My strongest non-academic memories of my first months at CSF involve exploring the far-flung edges of campus on endless spring afternoons, and the smell of wildflowers on the wind. One such day in early April, my roommate and I walked into La Salle Hall and found the downstairs lounge crowded with students. A couple of guys were trying to dial in MTV on the ancient television set. Kurt Cobain had died.

When I think of how I experienced the Lasallian tradition, and how it changed me, my first memory is always of that night. Several local and student bands were scheduled to play Oñate Hall that evening. The all-CSF audience was small and typically mellow, sad about Cobain and trying to enjoy the music, which included numerous Nirvana covers. The lead singer of an off-campus band startled us all by suddenly mocking Cobain’s music and suicide — and our grief. In those days, CSF was the kind of place where fistfights were rare and no one locked their dorm-room doors, so at first, we all just stared, stunned. The singer’s cold cynicism was not our way. We were not joiners, but we understood this wasn’t right. No one yelled. No one forced the singer to leave. Instead, we stopped giving him our attention. We talked quietly among ourselves about the situation and refused to be complacently entertained until a different band took the stage and the music began again.

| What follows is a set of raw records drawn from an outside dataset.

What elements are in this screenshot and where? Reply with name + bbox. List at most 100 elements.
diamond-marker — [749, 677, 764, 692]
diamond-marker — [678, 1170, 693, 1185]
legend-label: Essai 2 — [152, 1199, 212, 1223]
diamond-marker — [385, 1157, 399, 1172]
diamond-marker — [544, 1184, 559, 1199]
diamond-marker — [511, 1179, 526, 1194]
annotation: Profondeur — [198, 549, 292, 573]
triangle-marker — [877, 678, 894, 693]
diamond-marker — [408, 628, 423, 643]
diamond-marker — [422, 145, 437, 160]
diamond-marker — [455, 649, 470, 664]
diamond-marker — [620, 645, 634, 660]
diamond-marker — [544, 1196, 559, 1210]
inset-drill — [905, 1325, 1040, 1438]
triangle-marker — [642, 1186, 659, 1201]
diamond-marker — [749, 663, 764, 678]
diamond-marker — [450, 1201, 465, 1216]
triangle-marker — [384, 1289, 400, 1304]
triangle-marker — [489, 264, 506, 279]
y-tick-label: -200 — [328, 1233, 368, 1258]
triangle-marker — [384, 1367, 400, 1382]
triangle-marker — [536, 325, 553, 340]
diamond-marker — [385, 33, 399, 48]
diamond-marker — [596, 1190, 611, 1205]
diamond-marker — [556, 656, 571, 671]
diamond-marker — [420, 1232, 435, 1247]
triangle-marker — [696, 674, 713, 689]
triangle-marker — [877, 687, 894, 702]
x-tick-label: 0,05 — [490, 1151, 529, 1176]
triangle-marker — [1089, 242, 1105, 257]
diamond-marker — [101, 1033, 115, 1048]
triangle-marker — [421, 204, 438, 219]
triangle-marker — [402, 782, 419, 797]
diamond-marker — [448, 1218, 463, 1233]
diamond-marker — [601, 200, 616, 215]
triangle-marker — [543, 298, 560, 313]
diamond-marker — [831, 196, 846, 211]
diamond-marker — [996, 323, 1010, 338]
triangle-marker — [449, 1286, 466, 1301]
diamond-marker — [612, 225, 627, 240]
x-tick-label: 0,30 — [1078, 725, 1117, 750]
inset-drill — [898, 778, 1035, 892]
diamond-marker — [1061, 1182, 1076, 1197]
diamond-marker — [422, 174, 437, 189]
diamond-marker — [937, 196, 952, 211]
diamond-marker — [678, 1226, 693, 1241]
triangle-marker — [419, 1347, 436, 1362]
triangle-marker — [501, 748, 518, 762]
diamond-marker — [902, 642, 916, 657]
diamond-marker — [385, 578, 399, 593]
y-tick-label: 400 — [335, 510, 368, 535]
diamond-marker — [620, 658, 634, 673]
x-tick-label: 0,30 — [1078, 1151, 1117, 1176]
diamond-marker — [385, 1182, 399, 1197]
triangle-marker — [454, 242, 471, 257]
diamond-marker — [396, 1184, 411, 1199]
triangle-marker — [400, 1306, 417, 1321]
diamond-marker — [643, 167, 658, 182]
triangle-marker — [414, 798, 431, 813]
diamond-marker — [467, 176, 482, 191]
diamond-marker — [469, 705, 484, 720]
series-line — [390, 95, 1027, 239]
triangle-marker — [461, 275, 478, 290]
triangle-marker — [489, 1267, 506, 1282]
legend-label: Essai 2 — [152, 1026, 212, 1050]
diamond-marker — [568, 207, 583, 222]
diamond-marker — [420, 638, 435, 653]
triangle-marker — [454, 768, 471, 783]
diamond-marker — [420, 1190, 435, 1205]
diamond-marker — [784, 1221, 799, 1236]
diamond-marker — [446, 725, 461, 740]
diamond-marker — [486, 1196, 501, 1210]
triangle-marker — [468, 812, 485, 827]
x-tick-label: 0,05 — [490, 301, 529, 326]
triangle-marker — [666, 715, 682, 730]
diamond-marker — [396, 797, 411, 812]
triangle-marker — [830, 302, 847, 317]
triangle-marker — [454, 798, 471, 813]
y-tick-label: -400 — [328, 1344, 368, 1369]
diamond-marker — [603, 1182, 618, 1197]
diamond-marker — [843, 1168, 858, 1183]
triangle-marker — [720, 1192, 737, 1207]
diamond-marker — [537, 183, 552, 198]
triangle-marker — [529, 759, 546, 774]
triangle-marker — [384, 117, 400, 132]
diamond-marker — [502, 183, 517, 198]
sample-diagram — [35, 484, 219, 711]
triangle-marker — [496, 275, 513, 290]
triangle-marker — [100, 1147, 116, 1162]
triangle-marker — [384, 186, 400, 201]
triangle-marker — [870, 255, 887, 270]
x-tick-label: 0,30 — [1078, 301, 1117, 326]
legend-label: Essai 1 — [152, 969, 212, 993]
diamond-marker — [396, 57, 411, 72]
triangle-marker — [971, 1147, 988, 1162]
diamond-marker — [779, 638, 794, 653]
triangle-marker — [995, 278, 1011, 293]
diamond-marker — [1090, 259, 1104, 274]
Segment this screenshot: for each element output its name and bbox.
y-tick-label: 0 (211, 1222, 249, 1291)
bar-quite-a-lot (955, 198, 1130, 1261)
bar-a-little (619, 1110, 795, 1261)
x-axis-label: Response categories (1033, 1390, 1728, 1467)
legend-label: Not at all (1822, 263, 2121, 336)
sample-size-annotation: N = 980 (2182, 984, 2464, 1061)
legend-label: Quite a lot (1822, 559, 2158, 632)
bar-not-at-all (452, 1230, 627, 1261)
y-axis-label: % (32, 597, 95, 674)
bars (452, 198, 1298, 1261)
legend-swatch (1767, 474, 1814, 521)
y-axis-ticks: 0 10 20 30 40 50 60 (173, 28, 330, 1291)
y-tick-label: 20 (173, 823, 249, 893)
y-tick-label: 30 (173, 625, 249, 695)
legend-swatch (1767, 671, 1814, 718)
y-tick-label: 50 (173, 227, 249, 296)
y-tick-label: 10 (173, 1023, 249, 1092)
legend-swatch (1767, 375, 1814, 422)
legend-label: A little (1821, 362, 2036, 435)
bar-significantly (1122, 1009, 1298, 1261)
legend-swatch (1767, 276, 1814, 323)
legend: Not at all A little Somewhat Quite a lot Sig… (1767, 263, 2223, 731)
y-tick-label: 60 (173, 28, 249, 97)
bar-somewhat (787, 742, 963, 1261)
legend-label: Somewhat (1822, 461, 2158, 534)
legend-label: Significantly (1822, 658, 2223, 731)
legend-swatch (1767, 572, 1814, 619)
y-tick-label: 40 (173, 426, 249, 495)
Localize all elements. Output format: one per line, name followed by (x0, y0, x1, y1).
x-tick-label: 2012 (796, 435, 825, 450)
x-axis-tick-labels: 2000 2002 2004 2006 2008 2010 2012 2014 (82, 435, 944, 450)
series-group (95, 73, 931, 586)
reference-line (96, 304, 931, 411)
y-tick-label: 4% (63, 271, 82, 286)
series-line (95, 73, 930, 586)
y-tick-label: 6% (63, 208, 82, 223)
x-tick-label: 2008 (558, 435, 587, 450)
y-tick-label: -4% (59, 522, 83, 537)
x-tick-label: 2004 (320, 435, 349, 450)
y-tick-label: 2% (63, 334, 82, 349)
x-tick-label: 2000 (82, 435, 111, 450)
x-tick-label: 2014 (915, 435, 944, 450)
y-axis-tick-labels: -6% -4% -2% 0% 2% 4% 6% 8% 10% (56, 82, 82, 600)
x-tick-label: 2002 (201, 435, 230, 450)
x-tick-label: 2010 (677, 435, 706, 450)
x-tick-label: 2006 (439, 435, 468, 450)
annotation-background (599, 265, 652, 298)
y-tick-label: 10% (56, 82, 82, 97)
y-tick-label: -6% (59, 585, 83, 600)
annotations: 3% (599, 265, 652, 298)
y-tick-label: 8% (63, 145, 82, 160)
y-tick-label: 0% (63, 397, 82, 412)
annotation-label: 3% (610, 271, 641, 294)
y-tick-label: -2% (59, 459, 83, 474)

For me, a young woman whose usual response to this sort of challenge was anger, this was a revelation. A person could make a point with silence. Compassion might be stronger than cynicism. This lesson was fundamental to the adult I became, as well as the writer.

And even while it was a place where I learned about the world, CSF was also my haven from the harsher universe beyond the campus. In the recent words of a college friend, the College of Santa Fe was a magical bubble inside the bubble of Santa Fe.